“We’ve become too acclimated to fair and balanced. Our job is to call bullshit ‘bullshit.’” That’s Stuart Warner, speaking with characteristic bluntness about journalists’ raison d’être and his MO as Phoenix New Times’ new editor-in-chief.
The Pulitzer Prize-winning journalist took the helm last January, after calling out BS at newspapers nationwide. “If you read my columns, you would probably consider me a fairly liberal person,” Warner says. “But I – and my teams – have put more Democrats in jail or got them ousted from office than Republicans. You go after whoever’s trying to screw the public… To me, the people who abandon the mission are the ones who will go after only the liberals or only the conservatives… Good journalists don’t care. They just want to get the story.”
Warner has been getting the story for 47 years. He started covering sports – first as a high schooler in Lexington, Kentucky, then as executive sports editor at the Akron Beacon Journal. But by his third day at the Beacon, he’d rattled off a feature about an abusive minister, proving he could not be put in a box. “I guess I have a contrarian nature,” he says.
To wit: Warner was the lead writer on a Pulitzer Prize-winning series about Sir James Goldsmith’s attempted takeover of Goodyear Tire & Rubber Company. When he heard Goldsmith had a rubber phobia, Warner urged readers to mail rubber bands to Goldsmith’s address.

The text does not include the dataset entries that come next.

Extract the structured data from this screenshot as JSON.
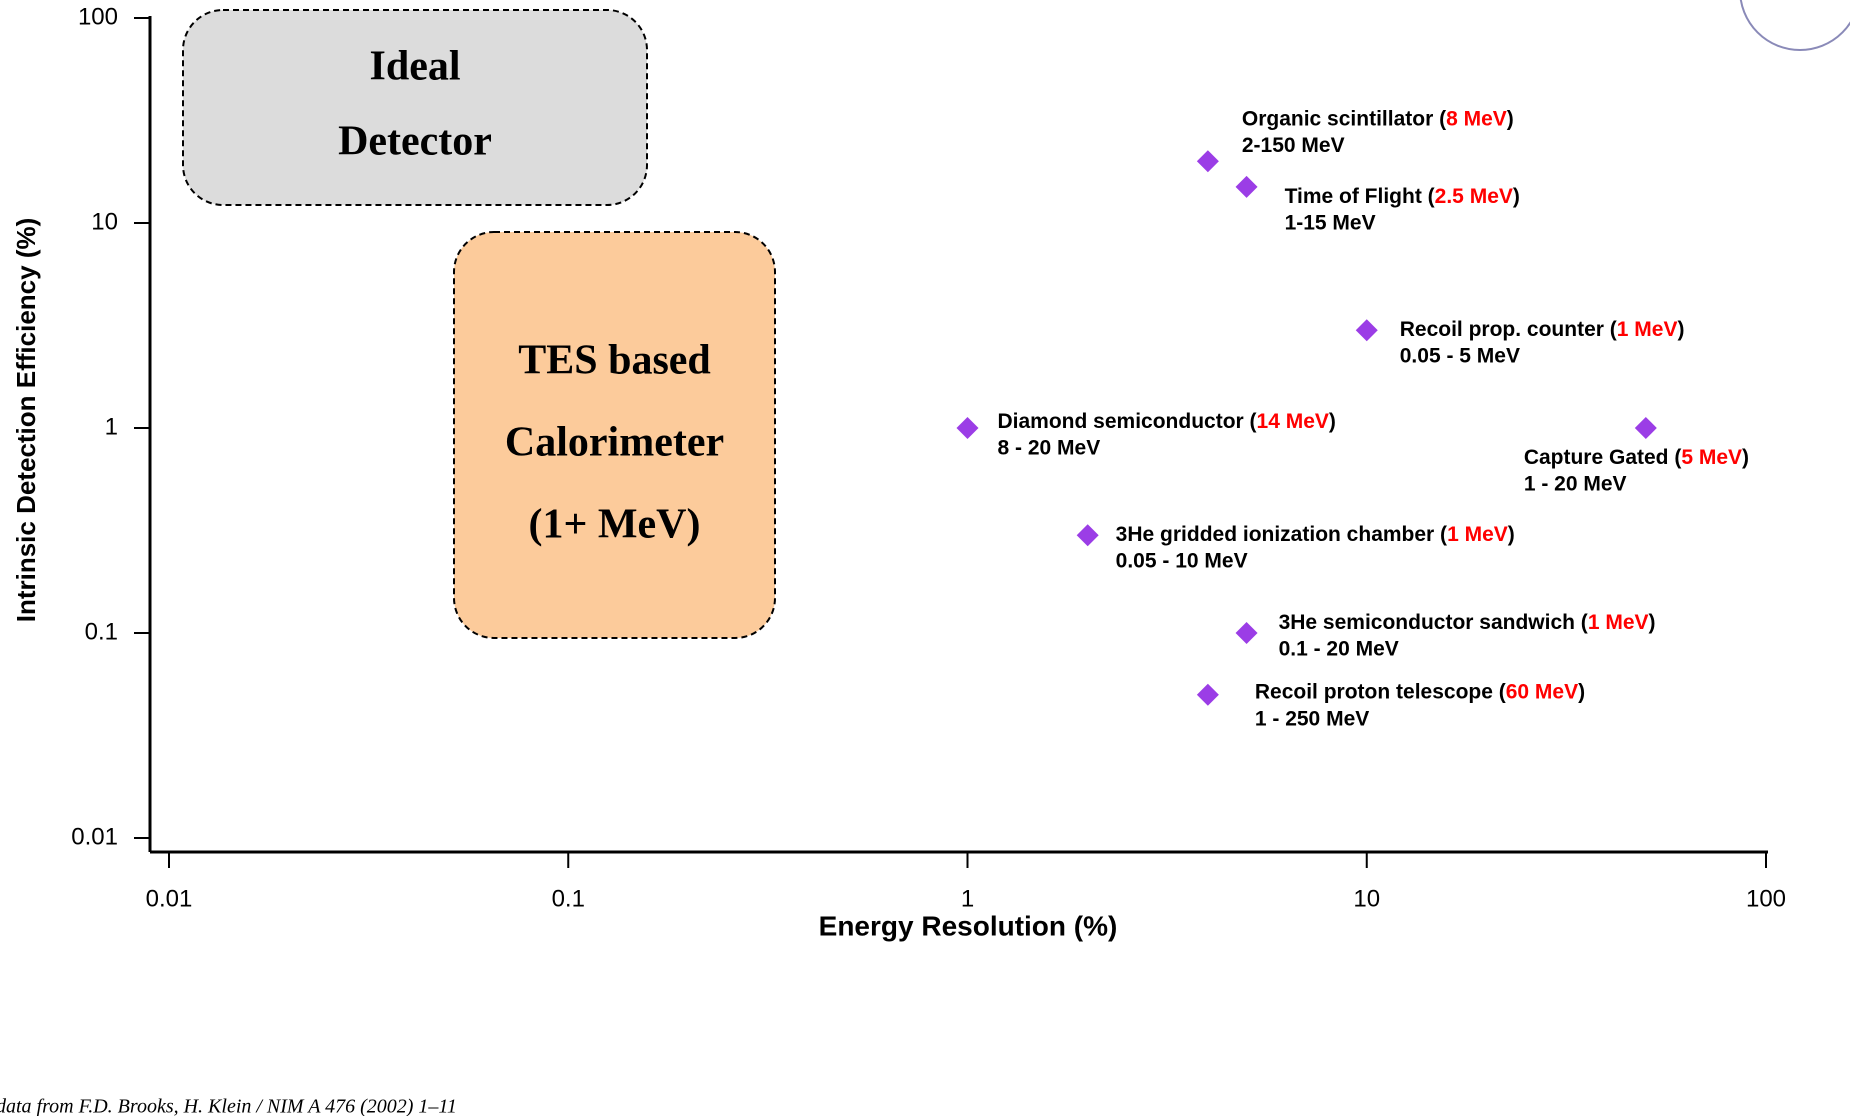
{
  "chart_data": {
    "type": "scatter",
    "x_label": "Energy Resolution (%)",
    "y_label": "Intrinsic Detection Efficiency (%)",
    "xscale": "log",
    "yscale": "log",
    "xlim": [
      0.01,
      100
    ],
    "ylim": [
      0.01,
      100
    ],
    "xticks": [
      0.01,
      0.1,
      1,
      10,
      100
    ],
    "yticks": [
      0.01,
      0.1,
      1,
      10,
      100
    ],
    "color": "#9b3de6",
    "highlight_color": "#ff0000",
    "points": [
      {
        "x": 4,
        "y": 20,
        "label_parts": [
          "Organic scintillator (",
          "8 MeV",
          ")"
        ],
        "range": "2-150 MeV"
      },
      {
        "x": 5,
        "y": 15,
        "label_parts": [
          "Time of Flight (",
          "2.5 MeV",
          ")"
        ],
        "range": "1-15 MeV"
      },
      {
        "x": 10,
        "y": 3,
        "label_parts": [
          "Recoil prop. counter (",
          "1 MeV",
          ")"
        ],
        "range": "0.05 - 5 MeV"
      },
      {
        "x": 1,
        "y": 1,
        "label_parts": [
          "Diamond semiconductor (",
          "14 MeV",
          ")"
        ],
        "range": "8 - 20 MeV"
      },
      {
        "x": 50,
        "y": 1,
        "label_parts": [
          "Capture Gated (",
          "5 MeV",
          ")"
        ],
        "range": "1 - 20 MeV"
      },
      {
        "x": 2,
        "y": 0.3,
        "label_parts": [
          "3He gridded ionization chamber (",
          "1 MeV",
          ")"
        ],
        "range": "0.05 - 10 MeV"
      },
      {
        "x": 5,
        "y": 0.1,
        "label_parts": [
          "3He semiconductor sandwich (",
          "1 MeV",
          ")"
        ],
        "range": "0.1 - 20 MeV"
      },
      {
        "x": 4,
        "y": 0.05,
        "label_parts": [
          "Recoil proton telescope (",
          "60 MeV",
          ")"
        ],
        "range": "1 - 250 MeV"
      }
    ],
    "annotations": [
      {
        "lines": [
          "Ideal",
          "Detector"
        ],
        "color": "#dcdcdc"
      },
      {
        "lines": [
          "TES based",
          "Calorimeter",
          "(1+ MeV)"
        ],
        "color": "#fccb9b"
      }
    ],
    "source": "data from F.D. Brooks, H. Klein / NIM A 476 (2002) 1–11"
  }
}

At the Cleveland Plain Dealer, Warner ran the investigative team and became a writing coach. Under his direction, the writers earned more than 55 national awards, and the paper won a Pulitzer. In 2013, Warner became senior content manager at The Arizona Republic, where he served for four years.
New Times marks a change in tone, Warner says. “I’ve never used ‘f*ck’ in a headline before.” Still, he’ll continue focusing on engaging narratives – with one difference. “I let the writers have an attitude,” he says. “We’re the little rebels, and we try to be contrarian.”